Bauman himself supposedly turned down lots of offers to play at higher levels both before and after 1954 (he’d played in the American Association and Eastern League briefly before his stint in the Longhorn League). He was content to run his gas station and other local business interests in Roswell, whallop the hell out of Class C pitching (which certainly didn’t hurt business at the gas station), and make a lot more money with a lot more security than he’d have had knocking around from city to city, league to league for another five or six years. With only eight teams in each league at the major league level, a whole lot of talented players decided that the security and local celebrity that came from settling down and playing for the local team for several years meant more money and a lot saner life than trying to crack the show. Bauman’s is only one of the best-known cases.

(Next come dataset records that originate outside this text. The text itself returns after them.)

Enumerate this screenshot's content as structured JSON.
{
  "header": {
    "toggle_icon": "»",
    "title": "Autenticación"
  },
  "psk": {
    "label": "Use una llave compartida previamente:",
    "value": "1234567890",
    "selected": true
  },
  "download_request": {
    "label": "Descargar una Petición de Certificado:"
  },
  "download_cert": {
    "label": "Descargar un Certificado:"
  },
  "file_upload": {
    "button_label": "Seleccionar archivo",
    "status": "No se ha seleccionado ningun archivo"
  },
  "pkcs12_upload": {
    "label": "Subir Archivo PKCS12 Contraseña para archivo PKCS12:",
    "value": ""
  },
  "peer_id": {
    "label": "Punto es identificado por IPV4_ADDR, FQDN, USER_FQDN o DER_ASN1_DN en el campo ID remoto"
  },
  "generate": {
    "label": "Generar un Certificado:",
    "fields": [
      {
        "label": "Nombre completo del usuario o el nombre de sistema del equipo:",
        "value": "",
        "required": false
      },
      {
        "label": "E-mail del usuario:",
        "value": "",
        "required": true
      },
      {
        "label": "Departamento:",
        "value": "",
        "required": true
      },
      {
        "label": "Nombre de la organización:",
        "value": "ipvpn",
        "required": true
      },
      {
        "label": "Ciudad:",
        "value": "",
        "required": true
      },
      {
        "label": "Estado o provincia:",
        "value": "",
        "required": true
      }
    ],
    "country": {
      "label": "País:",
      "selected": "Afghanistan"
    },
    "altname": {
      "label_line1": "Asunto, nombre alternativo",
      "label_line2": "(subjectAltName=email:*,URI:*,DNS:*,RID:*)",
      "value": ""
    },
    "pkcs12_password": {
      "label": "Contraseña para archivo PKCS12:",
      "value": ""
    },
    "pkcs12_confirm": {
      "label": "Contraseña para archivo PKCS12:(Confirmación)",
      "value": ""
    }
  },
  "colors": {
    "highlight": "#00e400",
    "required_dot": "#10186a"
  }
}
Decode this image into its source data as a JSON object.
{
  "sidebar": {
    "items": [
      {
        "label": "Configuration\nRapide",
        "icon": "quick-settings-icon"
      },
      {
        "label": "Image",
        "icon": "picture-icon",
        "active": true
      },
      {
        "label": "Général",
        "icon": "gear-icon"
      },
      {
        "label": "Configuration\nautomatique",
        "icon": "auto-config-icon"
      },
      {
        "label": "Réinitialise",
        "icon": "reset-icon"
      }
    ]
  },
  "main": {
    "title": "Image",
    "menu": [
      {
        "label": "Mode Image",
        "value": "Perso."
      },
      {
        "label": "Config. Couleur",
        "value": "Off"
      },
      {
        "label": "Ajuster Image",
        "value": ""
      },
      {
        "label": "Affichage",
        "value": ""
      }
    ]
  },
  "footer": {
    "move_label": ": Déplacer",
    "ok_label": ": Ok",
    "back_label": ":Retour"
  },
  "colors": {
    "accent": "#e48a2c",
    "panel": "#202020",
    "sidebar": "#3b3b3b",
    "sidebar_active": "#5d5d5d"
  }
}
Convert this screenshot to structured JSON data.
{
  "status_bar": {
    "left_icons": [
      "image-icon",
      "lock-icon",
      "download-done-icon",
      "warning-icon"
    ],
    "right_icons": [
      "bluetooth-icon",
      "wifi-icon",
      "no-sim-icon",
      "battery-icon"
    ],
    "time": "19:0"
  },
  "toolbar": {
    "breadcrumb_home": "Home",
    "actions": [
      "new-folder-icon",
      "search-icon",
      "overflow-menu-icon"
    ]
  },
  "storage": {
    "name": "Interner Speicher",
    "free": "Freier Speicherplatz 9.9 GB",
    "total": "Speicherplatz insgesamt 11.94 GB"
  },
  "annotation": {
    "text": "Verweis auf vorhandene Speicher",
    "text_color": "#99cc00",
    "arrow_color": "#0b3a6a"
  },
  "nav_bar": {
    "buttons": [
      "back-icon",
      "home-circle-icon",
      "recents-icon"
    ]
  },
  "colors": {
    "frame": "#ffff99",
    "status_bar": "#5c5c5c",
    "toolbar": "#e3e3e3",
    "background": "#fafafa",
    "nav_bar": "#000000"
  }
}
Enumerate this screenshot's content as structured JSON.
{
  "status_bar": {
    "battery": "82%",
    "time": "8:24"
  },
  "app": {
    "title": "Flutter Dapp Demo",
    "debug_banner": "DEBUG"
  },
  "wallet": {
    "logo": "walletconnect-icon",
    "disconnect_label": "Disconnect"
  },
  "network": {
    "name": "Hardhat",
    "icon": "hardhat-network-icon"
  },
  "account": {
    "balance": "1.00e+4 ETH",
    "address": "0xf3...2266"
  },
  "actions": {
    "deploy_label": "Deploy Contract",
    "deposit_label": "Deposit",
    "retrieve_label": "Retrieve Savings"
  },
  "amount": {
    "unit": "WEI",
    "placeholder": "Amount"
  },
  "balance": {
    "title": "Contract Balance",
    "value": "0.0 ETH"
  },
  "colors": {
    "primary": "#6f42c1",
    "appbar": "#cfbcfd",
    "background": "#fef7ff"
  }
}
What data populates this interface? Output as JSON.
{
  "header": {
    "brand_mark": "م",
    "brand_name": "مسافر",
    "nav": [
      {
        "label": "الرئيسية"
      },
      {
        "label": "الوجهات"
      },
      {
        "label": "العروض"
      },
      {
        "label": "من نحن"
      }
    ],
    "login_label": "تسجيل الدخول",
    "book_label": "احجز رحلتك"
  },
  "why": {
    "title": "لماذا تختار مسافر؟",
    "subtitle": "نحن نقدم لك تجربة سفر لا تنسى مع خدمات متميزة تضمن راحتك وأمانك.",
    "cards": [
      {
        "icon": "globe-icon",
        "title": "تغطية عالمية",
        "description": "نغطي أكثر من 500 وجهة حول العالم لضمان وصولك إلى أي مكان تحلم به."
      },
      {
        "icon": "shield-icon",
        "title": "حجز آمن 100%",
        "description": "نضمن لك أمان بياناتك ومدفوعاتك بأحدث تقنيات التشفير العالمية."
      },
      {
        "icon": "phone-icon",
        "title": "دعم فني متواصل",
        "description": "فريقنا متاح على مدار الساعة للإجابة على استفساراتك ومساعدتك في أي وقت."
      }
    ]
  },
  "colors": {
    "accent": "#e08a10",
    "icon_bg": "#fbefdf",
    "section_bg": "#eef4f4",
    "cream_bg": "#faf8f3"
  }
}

Within a few years, however, such a career was no longer an option. By 1960, nearly every remaining minor league team (dozens folded in the mid/late 1950s) was affiliated with a big league club. Take Bauman’s Longhorn League: it grew to ten clubs in 1956, of which two had working agreements, shrank back to eight in 1957, again with two farm teams, then down to six in 1958, with all of them being farm clubs of major league teams. That remained the case until the league folded in 1961.
Even after the demise of independent minor league teams in the late 1950s, there were still a few guys who kicked around signing independent deals directly with the minor league club rather than the parent team, but they’ve grown rarer as the years have gone by, until today the practice is pretty much unheard-of. The rise of independent minor leagues has given such players a place to play, and the big league clubs don’t like ringers messing with the level of play in organized ball.
So you have to take Bauman’s accomplishment (and accomplishment it was) in that context. It’d be like Rob Deer or Pete Incaviglia electing to play at today’s Class A level, say in the South Atlantic League at Spartanburg in that old bandbox Duncan Park (dimensions: LF=319, CF=376, RF=319, compared with something like 330-385-330 in the thin air at Roswell), instead of kicking back and forth between AAA and the majors for years.